Now., there are four possibilities


*

*both $\frac{99!!}{100!!}$ and $\frac{98!!}{99!!}$ are less than $\frac{1}{10}$, which would lead to a contradiction as their product would be less than $\frac{1}{100}$

*both $\frac{99!!}{100!!}$ and $\frac{98!!}{99!!}$ are greater than or equal to $\frac{1}{10}$, which if at least one is strictly greater than $\frac{1}{10}$ would yield a contradiction as their product would be greater than $\frac{1}{100}$.  If both are equal to $\frac{1}{10}$, then using a prime factorization argument yields a contradiction.

*$\frac{99!!}{100!!}$ is less than $\frac{1}{10}$ and $\frac{98!!}{99!!}$ is greater than $\frac{1}{10}$ (this is what we want to show must be the case)
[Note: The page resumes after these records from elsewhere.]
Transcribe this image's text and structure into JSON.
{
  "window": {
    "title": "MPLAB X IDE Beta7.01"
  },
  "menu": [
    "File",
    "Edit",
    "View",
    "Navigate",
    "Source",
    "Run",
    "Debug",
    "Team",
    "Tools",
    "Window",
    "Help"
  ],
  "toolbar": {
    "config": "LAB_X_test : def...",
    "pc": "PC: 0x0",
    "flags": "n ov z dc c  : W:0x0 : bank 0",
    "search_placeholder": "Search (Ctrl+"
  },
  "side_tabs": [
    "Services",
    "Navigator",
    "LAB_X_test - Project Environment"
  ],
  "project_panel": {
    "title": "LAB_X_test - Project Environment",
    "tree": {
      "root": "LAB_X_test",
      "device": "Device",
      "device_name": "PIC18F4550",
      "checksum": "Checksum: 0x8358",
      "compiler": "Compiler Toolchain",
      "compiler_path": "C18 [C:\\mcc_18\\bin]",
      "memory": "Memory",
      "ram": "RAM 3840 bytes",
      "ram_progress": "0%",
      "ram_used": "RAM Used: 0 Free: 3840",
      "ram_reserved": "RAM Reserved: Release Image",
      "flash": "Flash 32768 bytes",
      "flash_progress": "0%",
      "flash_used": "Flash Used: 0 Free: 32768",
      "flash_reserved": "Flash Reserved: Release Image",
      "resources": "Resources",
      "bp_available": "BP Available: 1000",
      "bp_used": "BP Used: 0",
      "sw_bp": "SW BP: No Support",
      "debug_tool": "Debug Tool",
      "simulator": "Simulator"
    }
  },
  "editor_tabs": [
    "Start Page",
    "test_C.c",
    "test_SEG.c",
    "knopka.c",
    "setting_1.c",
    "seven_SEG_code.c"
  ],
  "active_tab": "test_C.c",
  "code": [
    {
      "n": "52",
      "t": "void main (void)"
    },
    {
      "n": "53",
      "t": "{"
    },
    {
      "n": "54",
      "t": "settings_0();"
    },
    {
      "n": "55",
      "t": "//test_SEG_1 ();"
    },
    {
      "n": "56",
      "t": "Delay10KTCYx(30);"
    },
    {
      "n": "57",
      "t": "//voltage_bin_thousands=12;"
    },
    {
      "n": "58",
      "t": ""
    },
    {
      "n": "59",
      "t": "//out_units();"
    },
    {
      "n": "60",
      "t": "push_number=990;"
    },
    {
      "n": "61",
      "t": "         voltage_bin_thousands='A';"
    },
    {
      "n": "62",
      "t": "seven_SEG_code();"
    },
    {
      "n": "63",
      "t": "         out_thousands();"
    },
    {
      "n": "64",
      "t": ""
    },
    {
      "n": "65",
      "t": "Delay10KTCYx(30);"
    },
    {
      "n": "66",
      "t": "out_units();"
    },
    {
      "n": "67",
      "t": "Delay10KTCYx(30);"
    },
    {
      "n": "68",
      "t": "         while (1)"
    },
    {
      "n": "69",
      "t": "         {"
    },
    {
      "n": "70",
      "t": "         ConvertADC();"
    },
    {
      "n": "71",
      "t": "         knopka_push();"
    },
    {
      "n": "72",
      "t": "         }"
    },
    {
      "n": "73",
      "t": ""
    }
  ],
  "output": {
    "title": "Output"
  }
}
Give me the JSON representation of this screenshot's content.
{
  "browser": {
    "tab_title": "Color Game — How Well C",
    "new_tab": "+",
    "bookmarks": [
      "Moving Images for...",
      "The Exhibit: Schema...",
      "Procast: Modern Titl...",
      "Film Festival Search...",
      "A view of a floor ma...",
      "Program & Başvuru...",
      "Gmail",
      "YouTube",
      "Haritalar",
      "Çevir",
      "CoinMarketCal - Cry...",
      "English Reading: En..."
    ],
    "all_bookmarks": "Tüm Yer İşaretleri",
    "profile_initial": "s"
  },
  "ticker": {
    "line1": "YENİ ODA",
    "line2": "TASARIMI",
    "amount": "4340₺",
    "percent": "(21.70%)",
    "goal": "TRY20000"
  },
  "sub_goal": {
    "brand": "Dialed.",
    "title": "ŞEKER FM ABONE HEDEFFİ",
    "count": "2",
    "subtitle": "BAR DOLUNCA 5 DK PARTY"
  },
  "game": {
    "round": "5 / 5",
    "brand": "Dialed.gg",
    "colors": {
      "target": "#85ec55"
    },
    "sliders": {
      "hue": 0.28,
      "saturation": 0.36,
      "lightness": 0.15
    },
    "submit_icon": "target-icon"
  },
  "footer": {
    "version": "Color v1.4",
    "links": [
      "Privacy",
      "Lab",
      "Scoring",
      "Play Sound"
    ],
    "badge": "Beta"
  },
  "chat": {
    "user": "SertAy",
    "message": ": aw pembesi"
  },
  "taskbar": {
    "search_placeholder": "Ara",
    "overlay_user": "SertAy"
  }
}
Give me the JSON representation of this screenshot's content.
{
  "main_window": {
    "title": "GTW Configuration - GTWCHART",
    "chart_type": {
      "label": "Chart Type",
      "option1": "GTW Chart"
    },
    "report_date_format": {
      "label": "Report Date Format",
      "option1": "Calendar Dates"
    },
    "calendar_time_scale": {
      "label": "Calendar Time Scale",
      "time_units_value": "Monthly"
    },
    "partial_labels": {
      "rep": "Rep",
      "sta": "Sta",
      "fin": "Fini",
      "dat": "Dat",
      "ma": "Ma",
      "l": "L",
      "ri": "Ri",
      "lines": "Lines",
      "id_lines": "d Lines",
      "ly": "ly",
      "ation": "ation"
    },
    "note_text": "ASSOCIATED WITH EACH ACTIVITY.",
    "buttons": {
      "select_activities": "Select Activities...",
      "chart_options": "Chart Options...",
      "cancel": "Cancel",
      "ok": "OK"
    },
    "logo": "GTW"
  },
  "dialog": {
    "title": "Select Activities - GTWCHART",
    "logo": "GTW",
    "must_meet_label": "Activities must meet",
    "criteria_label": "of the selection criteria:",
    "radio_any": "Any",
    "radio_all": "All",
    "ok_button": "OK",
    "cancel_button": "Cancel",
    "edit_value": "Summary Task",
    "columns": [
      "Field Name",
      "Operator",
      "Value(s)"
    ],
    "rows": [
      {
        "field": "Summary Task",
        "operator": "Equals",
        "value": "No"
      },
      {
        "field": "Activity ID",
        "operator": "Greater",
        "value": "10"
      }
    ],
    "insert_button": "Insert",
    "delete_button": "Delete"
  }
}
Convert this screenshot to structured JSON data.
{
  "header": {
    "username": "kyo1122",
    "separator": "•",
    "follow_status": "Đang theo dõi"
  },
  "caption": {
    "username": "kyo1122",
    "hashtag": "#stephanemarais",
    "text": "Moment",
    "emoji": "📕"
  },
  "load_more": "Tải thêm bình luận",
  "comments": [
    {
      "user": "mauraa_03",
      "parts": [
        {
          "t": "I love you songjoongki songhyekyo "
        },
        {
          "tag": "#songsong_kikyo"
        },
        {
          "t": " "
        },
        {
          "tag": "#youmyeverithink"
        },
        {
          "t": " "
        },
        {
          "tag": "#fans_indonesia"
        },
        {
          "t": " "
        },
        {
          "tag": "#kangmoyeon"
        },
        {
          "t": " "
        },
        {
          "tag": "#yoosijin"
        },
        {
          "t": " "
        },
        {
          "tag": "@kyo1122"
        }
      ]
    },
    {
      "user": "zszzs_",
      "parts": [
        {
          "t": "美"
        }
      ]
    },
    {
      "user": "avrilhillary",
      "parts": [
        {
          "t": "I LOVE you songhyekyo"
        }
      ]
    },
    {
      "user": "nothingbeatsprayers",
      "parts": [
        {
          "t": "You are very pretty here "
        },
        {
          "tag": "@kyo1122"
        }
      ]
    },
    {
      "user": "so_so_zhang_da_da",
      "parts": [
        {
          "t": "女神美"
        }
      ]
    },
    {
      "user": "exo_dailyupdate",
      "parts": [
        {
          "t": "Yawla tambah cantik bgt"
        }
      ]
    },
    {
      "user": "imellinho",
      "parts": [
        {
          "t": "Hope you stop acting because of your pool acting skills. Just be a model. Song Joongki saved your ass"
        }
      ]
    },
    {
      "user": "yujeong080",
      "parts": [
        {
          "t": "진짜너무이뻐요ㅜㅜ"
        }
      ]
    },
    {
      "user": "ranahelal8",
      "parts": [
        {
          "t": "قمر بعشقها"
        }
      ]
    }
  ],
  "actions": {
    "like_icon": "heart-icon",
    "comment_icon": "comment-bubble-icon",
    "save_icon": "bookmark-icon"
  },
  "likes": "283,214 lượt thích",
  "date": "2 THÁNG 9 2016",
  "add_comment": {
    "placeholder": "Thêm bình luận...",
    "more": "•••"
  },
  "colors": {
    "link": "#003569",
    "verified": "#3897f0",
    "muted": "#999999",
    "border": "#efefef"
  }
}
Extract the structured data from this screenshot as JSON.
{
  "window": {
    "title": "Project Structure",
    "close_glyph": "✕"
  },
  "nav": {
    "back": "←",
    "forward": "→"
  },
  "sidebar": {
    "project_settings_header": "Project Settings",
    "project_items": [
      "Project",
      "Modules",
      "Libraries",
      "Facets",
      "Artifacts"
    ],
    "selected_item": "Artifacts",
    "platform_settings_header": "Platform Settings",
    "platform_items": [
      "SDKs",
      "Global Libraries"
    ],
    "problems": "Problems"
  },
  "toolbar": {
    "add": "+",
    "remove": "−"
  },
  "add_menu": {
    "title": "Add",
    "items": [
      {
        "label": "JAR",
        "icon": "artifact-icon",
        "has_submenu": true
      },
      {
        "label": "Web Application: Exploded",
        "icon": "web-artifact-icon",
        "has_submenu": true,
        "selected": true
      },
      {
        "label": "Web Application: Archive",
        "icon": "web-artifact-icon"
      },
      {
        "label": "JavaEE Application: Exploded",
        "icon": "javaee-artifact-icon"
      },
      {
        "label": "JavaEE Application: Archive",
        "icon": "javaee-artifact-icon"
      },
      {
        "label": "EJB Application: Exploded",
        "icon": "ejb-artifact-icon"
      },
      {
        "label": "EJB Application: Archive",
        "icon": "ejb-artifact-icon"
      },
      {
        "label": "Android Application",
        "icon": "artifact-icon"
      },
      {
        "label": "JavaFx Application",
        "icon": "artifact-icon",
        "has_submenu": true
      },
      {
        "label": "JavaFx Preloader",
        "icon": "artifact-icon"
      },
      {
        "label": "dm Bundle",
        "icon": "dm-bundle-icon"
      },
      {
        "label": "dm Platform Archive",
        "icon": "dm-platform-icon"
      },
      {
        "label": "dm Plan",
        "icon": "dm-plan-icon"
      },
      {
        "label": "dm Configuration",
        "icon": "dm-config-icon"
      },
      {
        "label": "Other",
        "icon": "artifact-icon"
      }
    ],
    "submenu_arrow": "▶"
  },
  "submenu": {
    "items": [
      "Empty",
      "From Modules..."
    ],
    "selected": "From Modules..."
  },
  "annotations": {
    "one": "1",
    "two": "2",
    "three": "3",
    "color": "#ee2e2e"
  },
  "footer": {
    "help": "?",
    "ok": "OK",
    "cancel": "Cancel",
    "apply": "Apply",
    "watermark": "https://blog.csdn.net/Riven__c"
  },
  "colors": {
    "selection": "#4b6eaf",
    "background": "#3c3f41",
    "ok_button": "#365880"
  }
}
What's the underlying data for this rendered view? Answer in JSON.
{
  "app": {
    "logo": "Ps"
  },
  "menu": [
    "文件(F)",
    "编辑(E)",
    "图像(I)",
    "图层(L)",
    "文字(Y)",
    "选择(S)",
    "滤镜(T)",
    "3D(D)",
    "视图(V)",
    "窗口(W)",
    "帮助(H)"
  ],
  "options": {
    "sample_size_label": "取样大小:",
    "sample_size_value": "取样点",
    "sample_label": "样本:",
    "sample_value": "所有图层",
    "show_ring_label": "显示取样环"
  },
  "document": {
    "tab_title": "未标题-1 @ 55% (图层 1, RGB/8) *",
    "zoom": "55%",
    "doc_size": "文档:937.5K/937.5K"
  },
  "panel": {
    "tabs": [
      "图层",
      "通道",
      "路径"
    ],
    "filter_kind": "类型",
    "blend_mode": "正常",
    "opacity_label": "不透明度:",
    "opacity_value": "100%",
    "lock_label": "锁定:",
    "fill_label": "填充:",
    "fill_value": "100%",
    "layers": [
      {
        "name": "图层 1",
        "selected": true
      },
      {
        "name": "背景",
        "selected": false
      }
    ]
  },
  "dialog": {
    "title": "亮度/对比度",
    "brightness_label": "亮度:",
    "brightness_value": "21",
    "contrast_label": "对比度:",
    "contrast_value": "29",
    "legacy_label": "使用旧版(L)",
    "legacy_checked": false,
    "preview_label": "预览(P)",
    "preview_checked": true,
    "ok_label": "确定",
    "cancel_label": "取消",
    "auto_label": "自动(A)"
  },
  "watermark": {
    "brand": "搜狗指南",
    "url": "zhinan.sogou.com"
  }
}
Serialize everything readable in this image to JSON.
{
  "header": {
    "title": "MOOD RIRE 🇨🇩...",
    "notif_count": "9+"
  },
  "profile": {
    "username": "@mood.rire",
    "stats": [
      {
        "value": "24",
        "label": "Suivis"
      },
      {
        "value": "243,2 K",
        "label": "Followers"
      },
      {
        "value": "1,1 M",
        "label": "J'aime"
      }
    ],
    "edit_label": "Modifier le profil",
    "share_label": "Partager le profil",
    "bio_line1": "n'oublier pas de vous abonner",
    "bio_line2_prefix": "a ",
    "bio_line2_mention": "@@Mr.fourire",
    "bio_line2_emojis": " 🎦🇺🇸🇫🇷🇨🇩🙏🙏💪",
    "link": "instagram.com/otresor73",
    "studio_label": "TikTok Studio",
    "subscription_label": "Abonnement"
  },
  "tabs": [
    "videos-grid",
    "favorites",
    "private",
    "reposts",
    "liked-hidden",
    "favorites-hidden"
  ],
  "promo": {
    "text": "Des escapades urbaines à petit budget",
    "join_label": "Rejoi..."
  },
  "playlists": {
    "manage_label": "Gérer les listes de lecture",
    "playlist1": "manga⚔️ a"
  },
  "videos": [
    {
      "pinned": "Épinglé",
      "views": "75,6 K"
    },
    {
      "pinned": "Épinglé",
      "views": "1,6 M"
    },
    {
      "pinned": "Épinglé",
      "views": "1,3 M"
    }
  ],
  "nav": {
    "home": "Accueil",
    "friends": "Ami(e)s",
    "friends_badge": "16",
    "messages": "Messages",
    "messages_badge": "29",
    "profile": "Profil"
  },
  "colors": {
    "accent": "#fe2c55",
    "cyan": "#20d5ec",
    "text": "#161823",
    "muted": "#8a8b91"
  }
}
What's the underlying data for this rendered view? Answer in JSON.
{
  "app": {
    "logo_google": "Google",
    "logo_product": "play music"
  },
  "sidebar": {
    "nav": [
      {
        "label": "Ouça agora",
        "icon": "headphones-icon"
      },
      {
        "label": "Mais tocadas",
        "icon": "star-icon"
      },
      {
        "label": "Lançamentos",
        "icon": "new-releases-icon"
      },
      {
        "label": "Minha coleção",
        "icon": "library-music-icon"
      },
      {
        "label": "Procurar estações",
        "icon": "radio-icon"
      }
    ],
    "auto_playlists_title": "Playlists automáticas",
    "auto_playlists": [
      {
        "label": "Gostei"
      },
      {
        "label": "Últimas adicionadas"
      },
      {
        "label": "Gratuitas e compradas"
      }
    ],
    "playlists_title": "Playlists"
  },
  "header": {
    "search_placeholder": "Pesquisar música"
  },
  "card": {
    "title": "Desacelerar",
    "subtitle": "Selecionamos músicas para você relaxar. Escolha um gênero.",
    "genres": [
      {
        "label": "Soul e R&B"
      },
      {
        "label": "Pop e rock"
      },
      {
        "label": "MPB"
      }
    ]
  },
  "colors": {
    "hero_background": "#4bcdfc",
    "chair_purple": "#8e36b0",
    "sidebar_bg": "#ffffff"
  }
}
*$\frac{99!!}{100!!}$ is greater than $\frac{1}{10}$ and $\frac{98!!}{99!!}$ is less than $\frac{1}{10}$. (we want to show this can't be the case)
So, the question has become proving whether or not $\frac{(n-1)!!}{n!!}$ must be less than $\frac{n!!}{(n+1)!!}$
A: $$ \ln \left( \frac{99!!}{100!!} \right) = \ln \left(\frac{99}{100} \cdot \frac{97}{98} \cdot \ldots \cdot \frac{1}{2}\right) = \sum_{k=1}^{50} (\ln(2k-1)- \ln(2k)) $$
with $f(k) = \ln(2k-1)-\ln(2k)$ a concave function of $k$ for $k \ge 1$.
Thus 
$$\eqalign{ \ln \left( \frac{99!!}{100!!} \right) &= \frac{f(1)}{2} + \frac{f(50)}{2} + \sum_{k=1}^{49} \frac{f(k)+f(k+1)}{2}\cr
&\le \frac{f(1)}{2} + \frac{f(50)}{2} + \int_1^{50} f(t)\; dt\cr
&= -199 \frac{\ln(2)}{2}-100 \ln(5)+99 \ln(3)+99 \frac{\ln(11)}{2}+\frac{\ln(99)}{2}-\ln(10)\cr &< \ln(1/10)} $$
A: $$
(2k-1)!! = \frac{(2k-1)!}{2^{k-1}(k-1)!}
$$
$$
(2k)!! = 2^k k!
$$
$$
\frac{(2k-1)!!}{(2k)!!} = \frac{1}{2^{2k-1}}\frac{(2k-1)!}{k!(k-1)!}=\frac{1}{2^{2k-1}}\frac12\frac{2k(2k-1)!}{k!k(k-1)!}=\frac{1}{2^{2k}}\frac{(2k)!}{k!k!}
= \frac{1}{2^{2k}}\binom{2k}{k}
$$
We can express that central binomial coefficient in terms of Catalan numbers:
$$
\frac{(2k-1)!!}{(2k)!!} =  \frac{1}{2^{2k}} (k+1)C_k
$$
The asymptotic form of $C_k$ for $k>2$ is 
$$
\frac{4^k}{k^{3/2}\sqrt{\pi}} (1-\frac{9}{8k}) < C_k <\frac{4^k}{k^{3/2}\sqrt{\pi}} 
$$
So 
$$
\frac{(2k-1)!!}{(2k)!!} < \frac{1}{2^{2k}} (k+1) \frac{4^k}{k^{3/2}\sqrt{\pi}}
= (1+\frac1k)\frac1{\sqrt{k\pi}}
$$
If you plug in $k=33$ this says 
$$\frac{65!!}{66!!} < \frac{34}{33\sqrt{33\pi}} \sim 0.0996 < 0.1$$
And of course $\frac{99!!}{100!!}$ is less than that.